We arrived to a hero’s welcome complete with song and dance, as almost the entire village of 200+ people was waiting on the shore and we pulled up. I’ve said this a lot on this trip, but there really aren’t words to describe the scene.
After a welcome speech by the Regional Pastor and introductions made by Rev. Bonanga, we toured the village school. Each of the three low roofed buildings is made of sticks, bamboo and mud, with the same thatched palm frond roofs we have seen elsewhere. The gaps in the walls and the open door allow for very nice air circulation through each classroom.

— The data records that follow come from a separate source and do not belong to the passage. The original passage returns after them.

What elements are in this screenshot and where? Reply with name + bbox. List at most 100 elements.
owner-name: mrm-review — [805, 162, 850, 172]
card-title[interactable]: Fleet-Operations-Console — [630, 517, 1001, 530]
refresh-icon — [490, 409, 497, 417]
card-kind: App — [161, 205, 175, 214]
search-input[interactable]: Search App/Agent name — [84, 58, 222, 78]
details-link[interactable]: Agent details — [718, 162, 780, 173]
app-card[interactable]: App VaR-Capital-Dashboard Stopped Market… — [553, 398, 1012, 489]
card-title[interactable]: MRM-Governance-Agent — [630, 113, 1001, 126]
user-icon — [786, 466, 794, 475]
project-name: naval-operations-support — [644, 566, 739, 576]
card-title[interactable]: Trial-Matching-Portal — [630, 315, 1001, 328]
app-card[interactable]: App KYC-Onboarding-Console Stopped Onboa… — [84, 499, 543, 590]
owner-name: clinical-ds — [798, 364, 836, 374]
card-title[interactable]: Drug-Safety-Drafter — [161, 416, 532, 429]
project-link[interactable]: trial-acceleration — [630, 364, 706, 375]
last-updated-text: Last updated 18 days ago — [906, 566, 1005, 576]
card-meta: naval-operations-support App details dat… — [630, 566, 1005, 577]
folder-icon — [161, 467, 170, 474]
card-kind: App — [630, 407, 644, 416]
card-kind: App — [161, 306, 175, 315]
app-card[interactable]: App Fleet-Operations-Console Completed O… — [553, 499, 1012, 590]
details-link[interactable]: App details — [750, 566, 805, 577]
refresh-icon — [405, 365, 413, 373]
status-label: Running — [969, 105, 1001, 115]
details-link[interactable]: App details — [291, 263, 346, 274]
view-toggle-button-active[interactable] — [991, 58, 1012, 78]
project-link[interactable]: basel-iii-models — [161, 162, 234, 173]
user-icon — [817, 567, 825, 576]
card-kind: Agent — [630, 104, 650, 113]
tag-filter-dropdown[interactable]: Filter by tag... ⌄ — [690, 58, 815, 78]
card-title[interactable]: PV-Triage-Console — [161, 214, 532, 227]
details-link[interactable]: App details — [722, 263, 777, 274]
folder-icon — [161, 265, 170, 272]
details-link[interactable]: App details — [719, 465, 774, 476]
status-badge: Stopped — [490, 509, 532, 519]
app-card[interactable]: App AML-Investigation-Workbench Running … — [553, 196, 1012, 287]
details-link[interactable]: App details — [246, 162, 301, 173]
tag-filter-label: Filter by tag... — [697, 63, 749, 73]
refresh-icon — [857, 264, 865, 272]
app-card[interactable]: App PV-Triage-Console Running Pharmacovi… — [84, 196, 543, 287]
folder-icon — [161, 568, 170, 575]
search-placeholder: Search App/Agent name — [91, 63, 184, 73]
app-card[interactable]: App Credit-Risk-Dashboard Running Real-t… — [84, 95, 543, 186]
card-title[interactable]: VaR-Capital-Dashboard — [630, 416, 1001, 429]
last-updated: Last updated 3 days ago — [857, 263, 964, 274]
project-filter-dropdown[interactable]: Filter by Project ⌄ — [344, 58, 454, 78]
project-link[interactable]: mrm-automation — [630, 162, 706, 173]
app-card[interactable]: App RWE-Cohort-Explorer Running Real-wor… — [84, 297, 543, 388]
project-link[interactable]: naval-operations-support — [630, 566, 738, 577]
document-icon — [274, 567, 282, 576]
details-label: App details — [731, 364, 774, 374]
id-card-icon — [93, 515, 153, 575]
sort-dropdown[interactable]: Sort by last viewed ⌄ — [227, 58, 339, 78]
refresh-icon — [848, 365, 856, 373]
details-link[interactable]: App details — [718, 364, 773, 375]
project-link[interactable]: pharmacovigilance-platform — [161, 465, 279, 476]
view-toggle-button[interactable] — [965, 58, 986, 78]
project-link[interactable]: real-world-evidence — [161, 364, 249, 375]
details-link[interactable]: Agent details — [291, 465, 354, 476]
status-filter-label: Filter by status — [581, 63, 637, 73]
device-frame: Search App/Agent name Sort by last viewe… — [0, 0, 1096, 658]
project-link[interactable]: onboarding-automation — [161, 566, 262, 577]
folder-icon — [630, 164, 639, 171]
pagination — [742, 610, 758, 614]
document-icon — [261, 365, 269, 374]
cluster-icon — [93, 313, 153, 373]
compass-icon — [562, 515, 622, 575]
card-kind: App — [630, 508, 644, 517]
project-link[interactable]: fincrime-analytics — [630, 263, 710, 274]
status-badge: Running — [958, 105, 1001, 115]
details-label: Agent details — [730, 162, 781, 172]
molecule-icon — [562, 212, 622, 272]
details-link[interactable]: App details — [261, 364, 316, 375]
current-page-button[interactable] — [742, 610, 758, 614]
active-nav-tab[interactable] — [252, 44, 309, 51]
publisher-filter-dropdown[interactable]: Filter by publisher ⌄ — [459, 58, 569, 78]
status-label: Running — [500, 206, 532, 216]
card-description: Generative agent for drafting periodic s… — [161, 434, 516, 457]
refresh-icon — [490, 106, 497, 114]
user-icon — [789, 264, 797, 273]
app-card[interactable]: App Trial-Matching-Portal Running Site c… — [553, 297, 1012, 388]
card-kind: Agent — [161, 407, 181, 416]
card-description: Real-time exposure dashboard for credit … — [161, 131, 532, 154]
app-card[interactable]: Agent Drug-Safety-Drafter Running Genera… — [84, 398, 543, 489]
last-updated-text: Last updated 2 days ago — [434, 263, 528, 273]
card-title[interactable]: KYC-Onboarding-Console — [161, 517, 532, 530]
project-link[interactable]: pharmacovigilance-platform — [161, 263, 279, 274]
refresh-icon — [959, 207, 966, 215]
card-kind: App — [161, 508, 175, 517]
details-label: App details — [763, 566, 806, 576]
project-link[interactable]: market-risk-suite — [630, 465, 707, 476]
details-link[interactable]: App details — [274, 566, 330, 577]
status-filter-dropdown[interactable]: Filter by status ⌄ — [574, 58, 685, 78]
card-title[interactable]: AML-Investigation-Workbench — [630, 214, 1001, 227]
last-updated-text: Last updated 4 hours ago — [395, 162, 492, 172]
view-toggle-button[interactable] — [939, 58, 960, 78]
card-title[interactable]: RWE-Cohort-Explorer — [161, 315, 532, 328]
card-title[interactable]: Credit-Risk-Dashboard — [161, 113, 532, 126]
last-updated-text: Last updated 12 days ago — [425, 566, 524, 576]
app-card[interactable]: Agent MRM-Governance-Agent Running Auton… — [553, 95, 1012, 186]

We stopped in each of the six classes (grades) and Rev. Bonanga gave speech to each class encouraging them to stay in school. Then we headed back to the church to wait for lunch. But, before we could settle into our chairs, we were asked to step outside and proceed to the surgical tent where a surgery was underway. Each of us was invited in to watch, and everyone got to see a hernia operation in progress. Amazing that in an open-fly tent in the middle of the rain forest surgeons can still do their work.
We had lunch which had been prepared by the women of the village and then while we were waiting on one of the doctors that would return with us it began to rain. Well, we are in the rain forest aren’t we!?! After a delay of an hour or so, the rain let up and off we went.
Just to give you a real feel for how the day ended, we came to shore about 30 minutes after dark with no lights on the boat. One of the two deck hands stood in the bow and blinked a flashlight looking for a return signal. When he found it, we headed that way.
As if by magic as we got closer two men on the shore turned on LED lamps marking the outside of the space where we were to beach the boat on the shore. After a few shouts and adjustments we were in. I’ve got friends at home that can’t park their much smaller boats that good in broad daylight.
I am positive that other members of our team will blog about this day as well.
And, not to forget the drill team, they are close to having the well clean. Only two more days on site. Let’s get this show finished!